Ecco le dichiarazione dei due consiglieri comunali del Pd pietrino: “Da parte nostra fin dall’inizio della vicenda non è mai stato detto che l’acqua fosse inquinata ma solo che vi fosse un rischio potenziale di inquinamento e contaminazione così come trascritto nell’ordinanza sindacale del 23 giugno che ne vietava l’uso”. Botta e risposta questa volta da parte dei due consiglieri comunale del Pd, Calogero Di Gloria e Silvia Romano dopo le dichiarazioni della SF Energia, società che gestisce la casa dell’acqua. I due consiglieri comunali avevano fatto riferimento all’ordinanza sindacale del 23 giugno scorso in cui veniva ” ravvisato il pericolo per la salute pubblica” e dalla frase ” impianto potenzialmente pericoloso per la salute in quanto non ispezionabile”. “Da qui la nostra preoccupazione per la salute dei cittadini – affermano i consiglieri comunali Di Gloria e Romano – dato che a 17 giorni dall’ordinanza veniva erogata ancora acqua. Qualsiasi responsabilità la riserviamo agli organi competenti ai quali ci siamo rivolti. Essere denunciati per il solo fatto di voler fare rispettare le ordinanze appare alquanto paradossale specialmente in un clima di ricerca della legalità da parte dell’amministrazione comunale”. I consiglieri comunali precisano anche che ” risponderemo nelle opportune sedi sulle dichiarazione fatte da noi in consiglio comunale e che sono state filmate, registrate e verbalizzate”. I consiglieri comunali sono stati accusati di creare allarmismo ma dicono che ” ci siamo limitati a trascrivere ciò che era nell’ordinanza per cui per quanto riguarda le dichiarazioni a mezzo stampa e gli articoli intendiamo rispondere solo per quanto contenuto nel corpo dell’articolo ma non dei titoli”.

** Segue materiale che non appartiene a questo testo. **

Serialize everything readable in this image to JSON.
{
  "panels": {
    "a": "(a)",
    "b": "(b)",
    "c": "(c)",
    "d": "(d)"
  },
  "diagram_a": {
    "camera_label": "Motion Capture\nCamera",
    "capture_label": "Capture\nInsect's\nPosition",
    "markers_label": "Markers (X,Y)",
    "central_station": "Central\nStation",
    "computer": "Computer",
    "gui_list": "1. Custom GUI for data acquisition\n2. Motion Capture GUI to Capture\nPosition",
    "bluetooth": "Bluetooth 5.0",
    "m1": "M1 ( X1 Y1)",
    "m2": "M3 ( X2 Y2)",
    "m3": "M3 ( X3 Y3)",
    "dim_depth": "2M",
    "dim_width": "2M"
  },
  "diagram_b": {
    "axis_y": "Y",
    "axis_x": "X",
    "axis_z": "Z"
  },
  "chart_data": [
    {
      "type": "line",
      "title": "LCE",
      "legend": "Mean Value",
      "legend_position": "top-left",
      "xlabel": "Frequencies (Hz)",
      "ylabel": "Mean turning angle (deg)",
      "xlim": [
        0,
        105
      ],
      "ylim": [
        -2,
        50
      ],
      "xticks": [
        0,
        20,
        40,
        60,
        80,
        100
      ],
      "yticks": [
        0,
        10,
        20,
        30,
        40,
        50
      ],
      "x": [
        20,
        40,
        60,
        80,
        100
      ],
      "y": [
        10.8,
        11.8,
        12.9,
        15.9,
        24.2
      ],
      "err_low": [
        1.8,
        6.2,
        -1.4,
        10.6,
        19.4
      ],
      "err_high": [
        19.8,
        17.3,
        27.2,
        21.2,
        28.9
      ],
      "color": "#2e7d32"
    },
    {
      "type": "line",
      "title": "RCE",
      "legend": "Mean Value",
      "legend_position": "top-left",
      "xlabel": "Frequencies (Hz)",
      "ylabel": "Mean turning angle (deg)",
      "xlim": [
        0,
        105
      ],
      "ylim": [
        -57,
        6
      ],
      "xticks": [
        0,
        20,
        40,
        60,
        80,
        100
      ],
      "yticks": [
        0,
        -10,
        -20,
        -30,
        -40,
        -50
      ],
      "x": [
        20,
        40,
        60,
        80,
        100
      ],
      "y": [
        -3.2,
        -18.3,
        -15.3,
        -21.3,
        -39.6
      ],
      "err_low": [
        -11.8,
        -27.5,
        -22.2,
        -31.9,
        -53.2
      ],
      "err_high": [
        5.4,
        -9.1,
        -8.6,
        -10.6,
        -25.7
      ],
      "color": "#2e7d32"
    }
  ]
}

“Come consiglieri comunali – concludono Di Gloria e Romano – abbiamo sempre ricercato il bene collettivo ed essere denunciati per questo significa che nell’interesse dei cittadini sono stati toccati altri interessi che hanno provocato questa reazione; noi andremo avanti per il bene comune. Ci riserviamo di tutelare la propria immagine per vie legali contro la SF Energia”. Il Partito Democratico della sezione locale e provinciale si schiera accanto ai due consiglieri comunali e al loro impegno nel vigilare e controllare l’operato dell’amministrazione con la quale ha il dovere di confrontarsi nell’interesse dei cittadini così come fatto in tutta questa vicenda.